Empecamenta impressiceps

Scientific classification
- Kingdom: Animalia
- Phylum: Arthropoda
- Clade: Pancrustacea
- Class: Insecta
- Order: Coleoptera
- Suborder: Polyphaga
- Infraorder: Scarabaeiformia
- Family: Scarabaeidae
- Genus: Empecamenta
- Species: E. impressiceps
- Binomial name: Empecamenta impressiceps Moser, 1914

= Empecamenta impressiceps =

- Genus: Empecamenta
- Species: impressiceps
- Authority: Moser, 1914

Species of beetle

Empecamenta impressiceps is a species of beetle of the family Scarabaeidae. It is found in Cameroon and Equatorial Guinea (Bioko).

== Description ==
Adults reach a length of about 11 mm.
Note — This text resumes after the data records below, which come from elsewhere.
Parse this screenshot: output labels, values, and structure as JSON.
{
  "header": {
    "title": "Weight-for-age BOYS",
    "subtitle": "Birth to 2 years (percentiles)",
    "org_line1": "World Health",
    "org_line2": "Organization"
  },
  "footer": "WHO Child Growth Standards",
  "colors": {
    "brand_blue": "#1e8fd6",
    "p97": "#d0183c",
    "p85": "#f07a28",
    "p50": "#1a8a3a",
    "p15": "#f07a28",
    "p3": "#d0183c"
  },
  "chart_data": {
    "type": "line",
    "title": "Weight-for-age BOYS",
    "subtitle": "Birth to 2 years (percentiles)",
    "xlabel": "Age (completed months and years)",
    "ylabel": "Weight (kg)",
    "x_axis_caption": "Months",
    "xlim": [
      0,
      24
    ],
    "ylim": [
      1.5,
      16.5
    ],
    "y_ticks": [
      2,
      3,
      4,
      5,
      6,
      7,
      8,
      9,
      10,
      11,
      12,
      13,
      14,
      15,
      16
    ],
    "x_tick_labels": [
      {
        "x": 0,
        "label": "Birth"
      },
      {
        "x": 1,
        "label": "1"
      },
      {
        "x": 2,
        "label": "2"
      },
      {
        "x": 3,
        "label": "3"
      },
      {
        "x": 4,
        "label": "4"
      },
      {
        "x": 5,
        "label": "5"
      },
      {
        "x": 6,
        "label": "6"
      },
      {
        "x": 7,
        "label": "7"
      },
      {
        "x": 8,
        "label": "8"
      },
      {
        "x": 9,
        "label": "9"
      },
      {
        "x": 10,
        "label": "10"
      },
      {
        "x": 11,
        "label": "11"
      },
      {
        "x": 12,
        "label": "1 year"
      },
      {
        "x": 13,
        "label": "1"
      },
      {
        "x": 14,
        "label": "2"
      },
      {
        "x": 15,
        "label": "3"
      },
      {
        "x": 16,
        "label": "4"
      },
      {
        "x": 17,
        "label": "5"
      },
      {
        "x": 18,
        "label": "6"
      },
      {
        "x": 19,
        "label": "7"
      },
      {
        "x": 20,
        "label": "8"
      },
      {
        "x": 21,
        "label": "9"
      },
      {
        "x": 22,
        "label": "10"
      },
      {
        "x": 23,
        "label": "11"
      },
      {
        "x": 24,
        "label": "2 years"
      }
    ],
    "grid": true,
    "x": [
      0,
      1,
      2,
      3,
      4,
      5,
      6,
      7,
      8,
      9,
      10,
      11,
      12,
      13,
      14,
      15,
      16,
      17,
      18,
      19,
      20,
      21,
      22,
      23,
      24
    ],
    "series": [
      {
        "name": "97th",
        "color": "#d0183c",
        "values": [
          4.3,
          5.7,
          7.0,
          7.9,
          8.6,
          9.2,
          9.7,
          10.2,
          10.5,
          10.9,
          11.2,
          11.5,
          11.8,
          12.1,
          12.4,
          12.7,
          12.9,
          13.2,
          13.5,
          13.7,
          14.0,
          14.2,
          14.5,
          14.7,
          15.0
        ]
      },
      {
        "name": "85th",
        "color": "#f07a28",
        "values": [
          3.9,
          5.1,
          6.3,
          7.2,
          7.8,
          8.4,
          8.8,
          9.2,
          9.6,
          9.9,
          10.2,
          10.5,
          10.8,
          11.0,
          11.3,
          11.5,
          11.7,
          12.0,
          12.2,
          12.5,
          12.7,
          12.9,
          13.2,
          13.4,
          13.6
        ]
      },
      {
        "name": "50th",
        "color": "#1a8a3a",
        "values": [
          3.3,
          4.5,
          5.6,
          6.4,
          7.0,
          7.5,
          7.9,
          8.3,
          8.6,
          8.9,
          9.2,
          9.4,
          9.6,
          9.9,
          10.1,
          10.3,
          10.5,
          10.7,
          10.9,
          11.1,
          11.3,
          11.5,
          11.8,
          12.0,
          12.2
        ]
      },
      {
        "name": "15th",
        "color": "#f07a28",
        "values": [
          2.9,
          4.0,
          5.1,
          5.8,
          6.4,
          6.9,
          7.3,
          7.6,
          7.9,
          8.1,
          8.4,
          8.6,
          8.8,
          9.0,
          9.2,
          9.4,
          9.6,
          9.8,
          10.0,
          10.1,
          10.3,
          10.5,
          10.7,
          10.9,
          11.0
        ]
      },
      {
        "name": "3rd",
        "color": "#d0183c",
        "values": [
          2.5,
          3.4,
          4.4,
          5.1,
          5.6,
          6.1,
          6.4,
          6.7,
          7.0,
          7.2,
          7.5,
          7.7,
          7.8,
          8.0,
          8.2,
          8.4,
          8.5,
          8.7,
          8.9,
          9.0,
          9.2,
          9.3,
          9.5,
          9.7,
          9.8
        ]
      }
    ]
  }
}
They are similar to Empecamenta usambarae, and dark chestnut brown. The frons is coarsely punctured, the punctures bearing erect setae. The frontal suture is indistinct. The clypeus is punctate laterally at the base, but otherwise without punctures. The transverse keel of the clypeus runs almost straight, with two deep impressions behind it and a transverse row of setae in front of it. The anterior margin of the clypeus is deeply arched. The pronotum is short, moderately densely punctured, and bears, in addition to the shallower punctures, coarser, erect-haired punctures, particularly in the anterior part. The scutellum is smooth. The elytra are quite densely punctured, with only a few punctures covered with hairs. On the pygidium, the punctures are moderately dense and bear erect hairs.